It's always interesting to hear about huge funding rounds for companies I've never heard of. Even more so when they apparently work with a bunch of companies I have heard of.
They're a fairly major graph database product with a well-funded sales team that has been hammering the "I mean, doesn't everything look kinda like a graph? Isn't your data kinda a graph? You should definitely use us as your database-of-record, or for literally anything else you might use a database for, look how fast we are at graph stuff!" line hard and (apparently) with great success.
I’ve used it in production roughly 5+ years ago. Both graph data modeling and cypher queries are very fun to work with. It’s both dynamic and powerful but still gives you a decent amount of structure and ACID guarantees.
One thing that is much easier to model and query, or rather more natural and simple, is authorization and other granular questions you might have about how users and data is connected.
A thing that I can’t wrap my head around however is temporal data modeling with graphs. Haven’t seen or thought of anything too satisfying yet, that meshes well with how I think about graphs. Whereas in SQL it is more explored and clear to me.
I agree that their marketing is very aggressive, but this tech has quite some merit.
I'm sure it's fast, but also consumes a ridiculous amount of memory. Tried loading a smallish dataset into neo4j that runs on a 100mb ram postgres server just fine. Neo4j wanted gigabytes of memory.
When I used it, it was fast at a very specific set of graph traversal operations.

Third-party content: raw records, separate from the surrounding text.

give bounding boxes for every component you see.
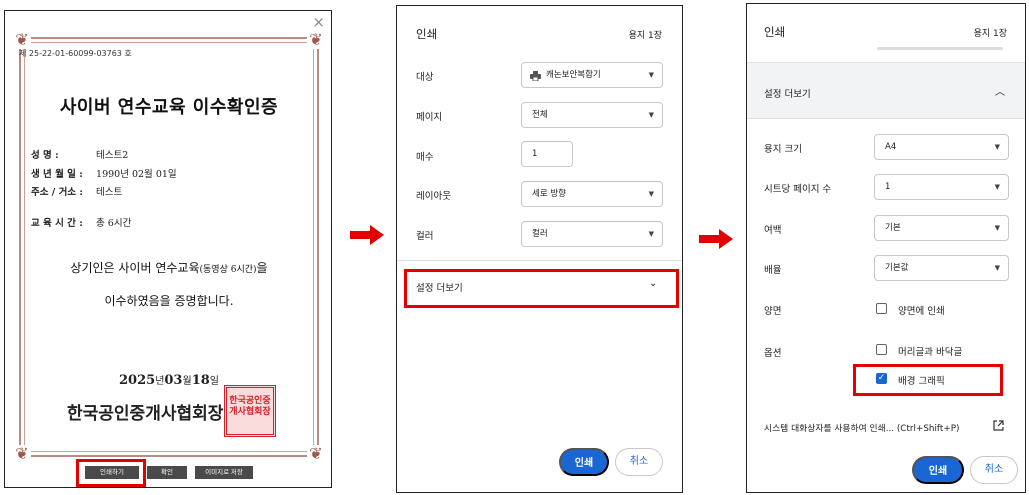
header-footer-label: 머리글과 바닥글 bbox=[898, 347, 963, 358]
certificate-statement-line2: 이수하였음을 증명합니다. bbox=[104, 294, 234, 308]
chevron-down-icon: ▼ bbox=[994, 143, 1000, 151]
copies-input[interactable]: 1 bbox=[521, 141, 573, 167]
highlight-print-button bbox=[76, 459, 146, 487]
chevron-down-icon: ▼ bbox=[994, 224, 1000, 232]
corner-ornament-icon: ❦ bbox=[13, 445, 31, 463]
field-value: 1990년 02월 01일 bbox=[96, 169, 177, 180]
chevron-down-icon: ▼ bbox=[648, 230, 654, 238]
duplex-label: 양면 bbox=[764, 306, 782, 317]
divider bbox=[397, 260, 682, 261]
highlight-background-graphics bbox=[853, 364, 1003, 396]
scale-select[interactable]: 기본값 ▼ bbox=[874, 255, 1009, 281]
duplex-checkbox[interactable] bbox=[876, 303, 887, 314]
close-icon[interactable]: × bbox=[312, 15, 325, 30]
certificate-date: 2025년03월18일 bbox=[119, 373, 219, 388]
field-value: 총 6시간 bbox=[96, 218, 132, 229]
scroll-shadow bbox=[877, 47, 1003, 50]
field-label: 생 년 월 일 : bbox=[31, 169, 83, 180]
destination-label: 대상 bbox=[416, 72, 434, 83]
paper-size-select[interactable]: A4 ▼ bbox=[874, 134, 1009, 160]
field-value: 테스트2 bbox=[96, 150, 129, 161]
chevron-down-icon: ▼ bbox=[994, 183, 1000, 191]
sheet-count: 용지 1장 bbox=[628, 31, 662, 41]
scale-label: 배율 bbox=[764, 265, 782, 276]
cancel-button[interactable]: 취소 bbox=[970, 456, 1018, 484]
color-select[interactable]: 컬러 ▼ bbox=[521, 221, 663, 247]
dialog-title: 인쇄 bbox=[416, 27, 438, 41]
pages-select[interactable]: 전체 ▼ bbox=[521, 102, 663, 128]
destination-select[interactable]: 캐논보안복합기 ▼ bbox=[521, 62, 663, 88]
chevron-down-icon: ▼ bbox=[648, 111, 654, 119]
duplex-option-label: 양면에 인쇄 bbox=[898, 306, 945, 317]
save-image-button[interactable]: 이미지로 저장 bbox=[195, 466, 253, 479]
chevron-down-icon: ▼ bbox=[994, 264, 1000, 272]
chevron-down-icon: ▼ bbox=[648, 190, 654, 198]
confirm-button[interactable]: 확인 bbox=[147, 466, 187, 479]
color-label: 컬러 bbox=[416, 231, 434, 242]
margins-select[interactable]: 기본 ▼ bbox=[874, 215, 1009, 241]
certificate-title: 사이버 연수교육 이수확인증 bbox=[59, 97, 279, 118]
sheet-count: 용지 1장 bbox=[973, 29, 1007, 39]
printer-icon bbox=[530, 71, 541, 81]
field-address: 주소 / 거소 : 테스트 bbox=[31, 184, 122, 198]
field-label: 주소 / 거소 : bbox=[31, 187, 83, 198]
copies-label: 매수 bbox=[416, 152, 434, 163]
corner-ornament-icon: ❦ bbox=[13, 31, 31, 49]
pages-per-sheet-label: 시트당 페이지 수 bbox=[764, 184, 832, 195]
certificate-number: 제 25-22-01-60099-03763 호 bbox=[19, 49, 132, 58]
official-seal: 한국공인중개사협회장 bbox=[224, 385, 276, 437]
field-label: 성 명 : bbox=[31, 150, 59, 161]
margins-label: 여백 bbox=[764, 225, 782, 236]
cancel-button[interactable]: 취소 bbox=[615, 448, 663, 476]
chevron-up-icon[interactable]: ︿ bbox=[995, 83, 1005, 98]
field-value: 테스트 bbox=[96, 187, 123, 198]
system-dialog-link[interactable]: 시스템 대화상자를 사용하여 인쇄... (Ctrl+Shift+P) bbox=[764, 421, 959, 434]
open-external-icon[interactable] bbox=[993, 420, 1004, 431]
chevron-down-icon: ▼ bbox=[648, 71, 654, 79]
field-education-hours: 교 육 시 간 : 총 6시간 bbox=[31, 215, 131, 229]
issuing-organization: 한국공인중개사협회장 bbox=[67, 404, 224, 424]
print-dialog: 인쇄 용지 1장 대상 캐논보안복합기 ▼ 페이지 전체 ▼ 매수 1 레이아웃… bbox=[396, 5, 683, 493]
print-button[interactable]: 인쇄 bbox=[912, 456, 964, 484]
layout-label: 레이아웃 bbox=[416, 191, 451, 202]
field-name: 성 명 : 테스트2 bbox=[31, 147, 128, 161]
arrow-right-icon bbox=[699, 229, 733, 249]
certificate-statement-line1: 상기인은 사이버 연수교육(동영상 6시간)을 bbox=[70, 261, 268, 275]
field-birthdate: 생 년 월 일 : 1990년 02월 01일 bbox=[31, 166, 177, 180]
field-label: 교 육 시 간 : bbox=[31, 218, 83, 229]
layout-select[interactable]: 세로 방향 ▼ bbox=[521, 181, 663, 207]
more-settings-header[interactable]: 설정 더보기 ︿ bbox=[747, 62, 1025, 119]
arrow-right-icon bbox=[350, 225, 384, 245]
header-footer-checkbox[interactable] bbox=[876, 344, 887, 355]
certificate-window: × ❦ ❦ ❦ ❦ 제 25-22-01-60099-03763 호 사이버 연… bbox=[4, 10, 332, 488]
pages-label: 페이지 bbox=[416, 112, 443, 123]
print-dialog-expanded: 인쇄 용지 1장 설정 더보기 ︿ 용지 크기 A4 ▼ 시트당 페이지 수 1… bbox=[746, 3, 1026, 493]
pages-per-sheet-select[interactable]: 1 ▼ bbox=[874, 174, 1009, 200]
corner-ornament-icon: ❦ bbox=[307, 445, 325, 463]
print-button[interactable]: 인쇄 bbox=[559, 448, 609, 476]
highlight-more-settings bbox=[404, 269, 679, 308]
dialog-title: 인쇄 bbox=[764, 25, 786, 39]
options-label: 옵션 bbox=[764, 348, 782, 359]
paper-size-label: 용지 크기 bbox=[764, 144, 802, 155]
corner-ornament-icon: ❦ bbox=[307, 31, 325, 49]
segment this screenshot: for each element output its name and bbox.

It was extremely easy to step outside those narrow patterns, while doing things that seemed like they should be fine and were very common sorts of things one might want to do with the DB, at which point performance would become terrible. A look at the underlying data structures they use was revealing re: why they were so fast at some things, and so slow at others. And they only achieved that much performance by, as you note, eating memory like it's free (I mean, it is Java...).
It was also alarmingly weak on data-integrity protection features, like constraints, locking, and data-types, at the time. IDK, maybe they've fixed that. Then, it was IMO wholly unsuited to hosting any data set that you couldn't stand to have completely destroyed every so often (so, a very particular kind of caching, which IIRC is exactly what one of their marketing department's favorite names to trot out, Ebay, used it for then).
[EDIT] I would, however, agree with nisa's post elsewhere in the thread, that the Cypher query language is excellent.
Did you do anything to configure that? If I remember correctly (has been a few years), Neo4j will be default reserve a bunch of space for caches and such (on top of default reserved heap sizes etc for Java). As such, the defaults don't necessarily say much.
Yeah, I mean, it's not the first time a database that's best-suited to a niche use-case has successfully had its market hugely expanded by sales & marketing promoting it as a superior replacement for what are in fact better general-use products. Clearly, it's a playbook that works.